Aside from looking into whether hormones change with the seasons, the researchers also created a mathematical model to explain why hormones that are directly related have different dips and peaks throughout the year.
"Effector hormones such as cortisol and the pituitary hormones, explains Bar, affect not just the body’s metabolism and functions, but the masses of the organs themselves that secrete the hormones," the institute explained in a statement.
"That is, the pituitary hormones that stimulate the adrenal glands to produce cortisol also cause these glands to grow. But the cortisol produced in the adrenals causes the pituitary to shrink, thus eventually reducing the amount of stimulation to the adrenals, which shrink back down, and so on in a continual loop," the statement said.
"The dynamic growth and shrinkage of such glands is a known phenomenon, and the researchers were able to link studies measuring the glands to the hormone fluctuations they had observed," it said. "Because the entire process takes place gradually over weeks and months, it creates a time lag from winter to summer and back again, and this explains the differences in peaks between the two groups of hormones."
The researchers believe that melatonin is what dictates the year-round clock, and that the patterns they found in the Israeli population would most definitely differ from location to location, as well as a six-month time lag from northern to southern hemispheres.

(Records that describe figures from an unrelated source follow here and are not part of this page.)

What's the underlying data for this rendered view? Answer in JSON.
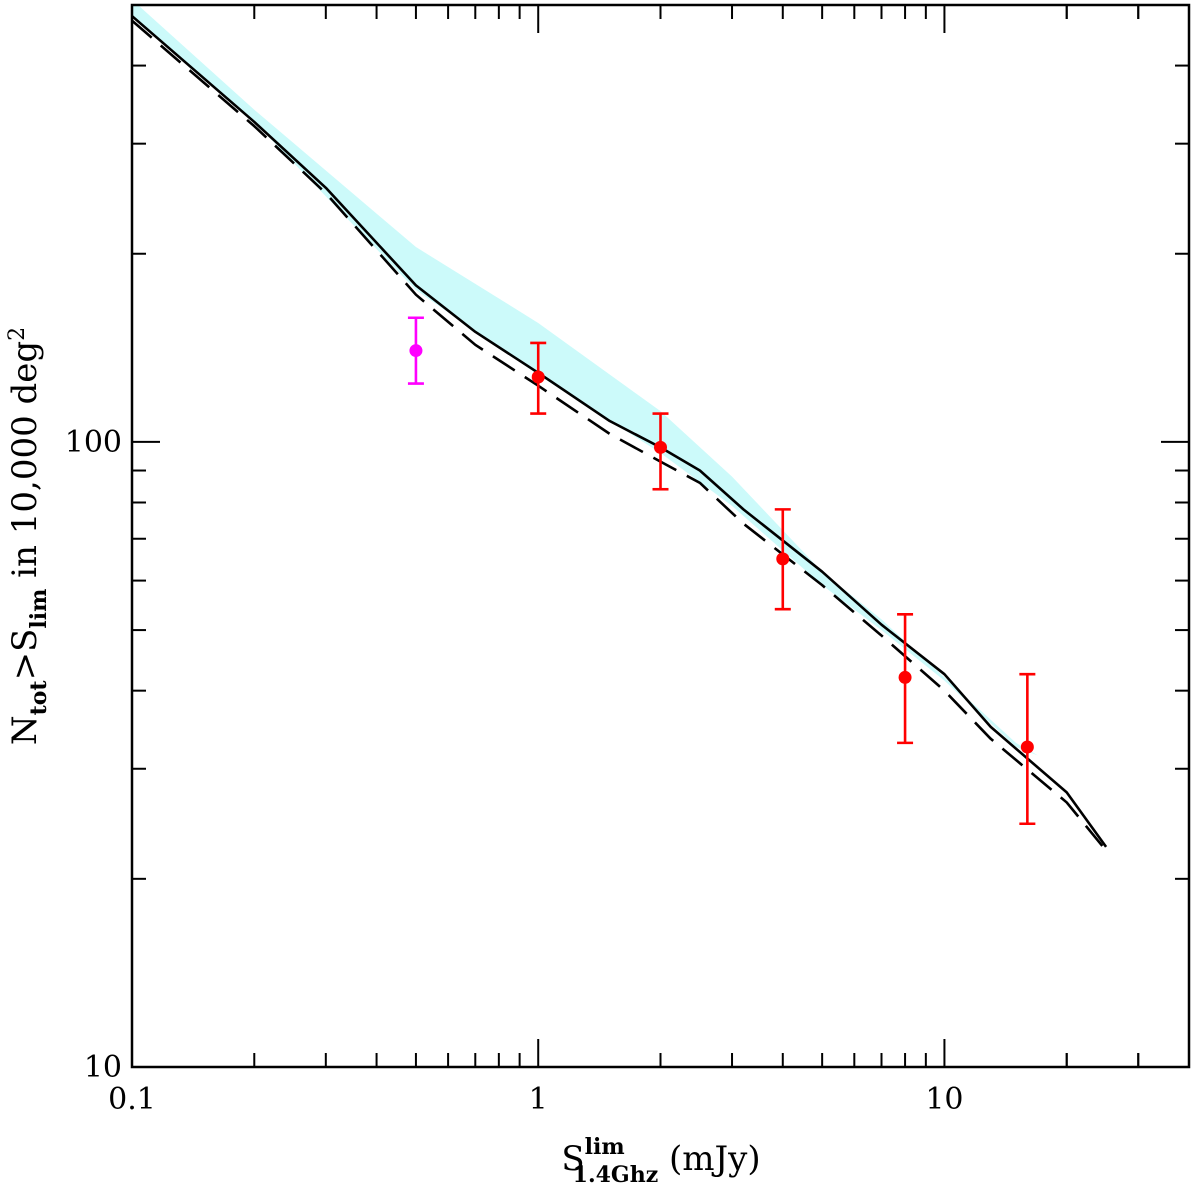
{
  "chart_data": {
    "type": "line",
    "title": "",
    "x_scale": "log",
    "y_scale": "log",
    "xlim": [
      0.1,
      40
    ],
    "ylim": [
      10,
      500
    ],
    "grid": false,
    "legend": "none",
    "xlabel": {
      "main": "S",
      "sup": "lim",
      "sub": "1.4Ghz",
      "unit": " (mJy)"
    },
    "ylabel": {
      "n_main": "N",
      "n_sub": "tot",
      "gt": ">",
      "s_main": "S",
      "s_sub": "lim",
      "rest": " in 10,000 deg",
      "rest_sup": "2"
    },
    "x_ticks": [
      {
        "value": 0.1,
        "label": "0.1"
      },
      {
        "value": 1,
        "label": "1"
      },
      {
        "value": 10,
        "label": "10"
      }
    ],
    "y_ticks": [
      {
        "value": 10,
        "label": "10"
      },
      {
        "value": 100,
        "label": "100"
      }
    ],
    "band": {
      "color": "#ccfafa",
      "upper": [
        [
          0.1,
          510
        ],
        [
          0.2,
          340
        ],
        [
          0.5,
          205
        ],
        [
          1,
          155
        ],
        [
          2,
          112
        ],
        [
          3,
          88
        ],
        [
          5,
          62
        ],
        [
          7,
          52
        ],
        [
          10,
          42
        ],
        [
          15,
          33
        ],
        [
          17,
          31.5
        ]
      ],
      "lower": [
        [
          0.1,
          480
        ],
        [
          0.2,
          325
        ],
        [
          0.5,
          175
        ],
        [
          1,
          128
        ],
        [
          2,
          96
        ],
        [
          3,
          79
        ],
        [
          5,
          59
        ],
        [
          7,
          50
        ],
        [
          10,
          41.5
        ],
        [
          15,
          32.5
        ],
        [
          17,
          31.5
        ]
      ]
    },
    "series": [
      {
        "style": "solid",
        "color": "#000000",
        "points": [
          [
            0.1,
            480
          ],
          [
            0.2,
            325
          ],
          [
            0.3,
            255
          ],
          [
            0.5,
            178
          ],
          [
            0.7,
            150
          ],
          [
            1,
            129
          ],
          [
            1.5,
            108
          ],
          [
            2,
            98
          ],
          [
            2.5,
            90
          ],
          [
            3.2,
            78
          ],
          [
            5,
            62
          ],
          [
            7,
            51
          ],
          [
            10,
            42.5
          ],
          [
            13,
            35
          ],
          [
            20,
            27.5
          ],
          [
            25,
            22.5
          ]
        ]
      },
      {
        "style": "dashed",
        "color": "#000000",
        "points": [
          [
            0.1,
            472
          ],
          [
            0.2,
            320
          ],
          [
            0.3,
            250
          ],
          [
            0.5,
            172
          ],
          [
            0.7,
            143
          ],
          [
            1,
            123
          ],
          [
            1.5,
            103
          ],
          [
            2,
            93
          ],
          [
            2.5,
            86
          ],
          [
            3.2,
            74
          ],
          [
            5,
            59
          ],
          [
            7,
            49
          ],
          [
            10,
            40
          ],
          [
            13,
            33.5
          ],
          [
            20,
            26.5
          ],
          [
            25,
            22.2
          ]
        ]
      }
    ],
    "points": [
      {
        "x": 0.5,
        "y": 140,
        "yerr_low": 124,
        "yerr_high": 158,
        "color": "#ff00ff"
      },
      {
        "x": 1,
        "y": 127,
        "yerr_low": 111,
        "yerr_high": 144,
        "color": "#ff0000"
      },
      {
        "x": 2,
        "y": 98,
        "yerr_low": 84,
        "yerr_high": 111,
        "color": "#ff0000"
      },
      {
        "x": 4,
        "y": 65,
        "yerr_low": 54,
        "yerr_high": 78,
        "color": "#ff0000"
      },
      {
        "x": 8,
        "y": 42,
        "yerr_low": 33,
        "yerr_high": 53,
        "color": "#ff0000"
      },
      {
        "x": 16,
        "y": 32.5,
        "yerr_low": 24.5,
        "yerr_high": 42.5,
        "color": "#ff0000"
      }
    ]
  }
}
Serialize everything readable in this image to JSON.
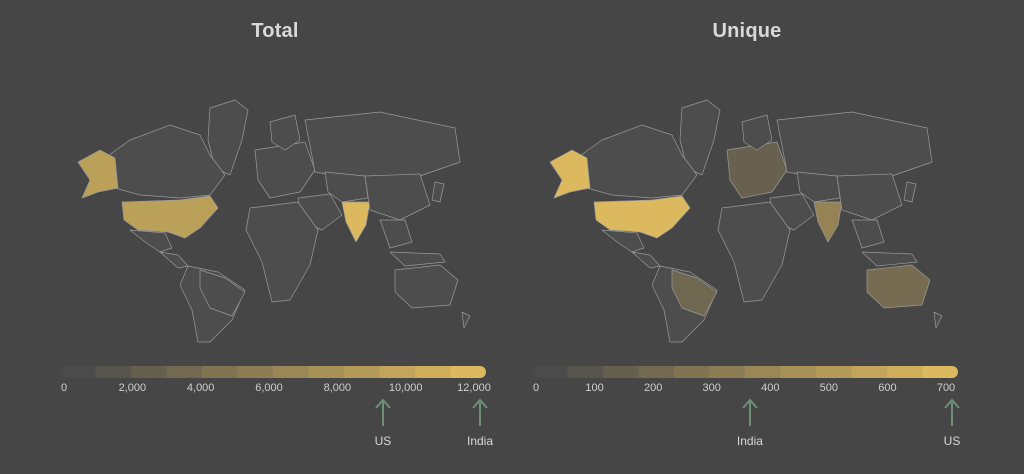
{
  "panels": [
    {
      "title": "Total",
      "legend_max": 12000,
      "ticks": [
        {
          "label": "0",
          "value": 0
        },
        {
          "label": "2,000",
          "value": 2000
        },
        {
          "label": "4,000",
          "value": 4000
        },
        {
          "label": "6,000",
          "value": 6000
        },
        {
          "label": "8,000",
          "value": 8000
        },
        {
          "label": "10,000",
          "value": 10000
        },
        {
          "label": "12,000",
          "value": 12000
        }
      ],
      "markers": [
        {
          "label": "US",
          "value": 9200
        },
        {
          "label": "India",
          "value": 12000
        }
      ],
      "highlights": [
        {
          "country": "United States",
          "level": 0.77
        },
        {
          "country": "Alaska",
          "level": 0.77
        },
        {
          "country": "India",
          "level": 1.0
        }
      ]
    },
    {
      "title": "Unique",
      "legend_max": 700,
      "ticks": [
        {
          "label": "0",
          "value": 0
        },
        {
          "label": "100",
          "value": 100
        },
        {
          "label": "200",
          "value": 200
        },
        {
          "label": "300",
          "value": 300
        },
        {
          "label": "400",
          "value": 400
        },
        {
          "label": "500",
          "value": 500
        },
        {
          "label": "600",
          "value": 600
        },
        {
          "label": "700",
          "value": 700
        }
      ],
      "markers": [
        {
          "label": "India",
          "value": 360
        },
        {
          "label": "US",
          "value": 700
        }
      ],
      "highlights": [
        {
          "country": "United States",
          "level": 1.0
        },
        {
          "country": "Alaska",
          "level": 1.0
        },
        {
          "country": "India",
          "level": 0.51
        },
        {
          "country": "Brazil",
          "level": 0.25
        },
        {
          "country": "Australia",
          "level": 0.3
        },
        {
          "country": "Europe",
          "level": 0.2
        }
      ]
    }
  ],
  "colors": {
    "background": "#464646",
    "land": "#4d4d4d",
    "border": "#9a9a9a",
    "scale_low": "#4b4b4b",
    "scale_high": "#dcb95e",
    "marker": "#6e8f78"
  }
}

"If we saw a 5% difference in Israel, that could be over 15% in Northern Europe,” Bar said.
"It is not so surprising that our hormones have seasonal cycles,” Tendler said. “Many animals living in temperate climates have strong cycles, for example, all giving birth in the same season.
"We think that our hormonal systems have ‘set points’ that produce peaks, for example, in stress or reproductive hormones, and these may be adaptations that evolved to help us cope with seasonal changes in our surrounding environment.”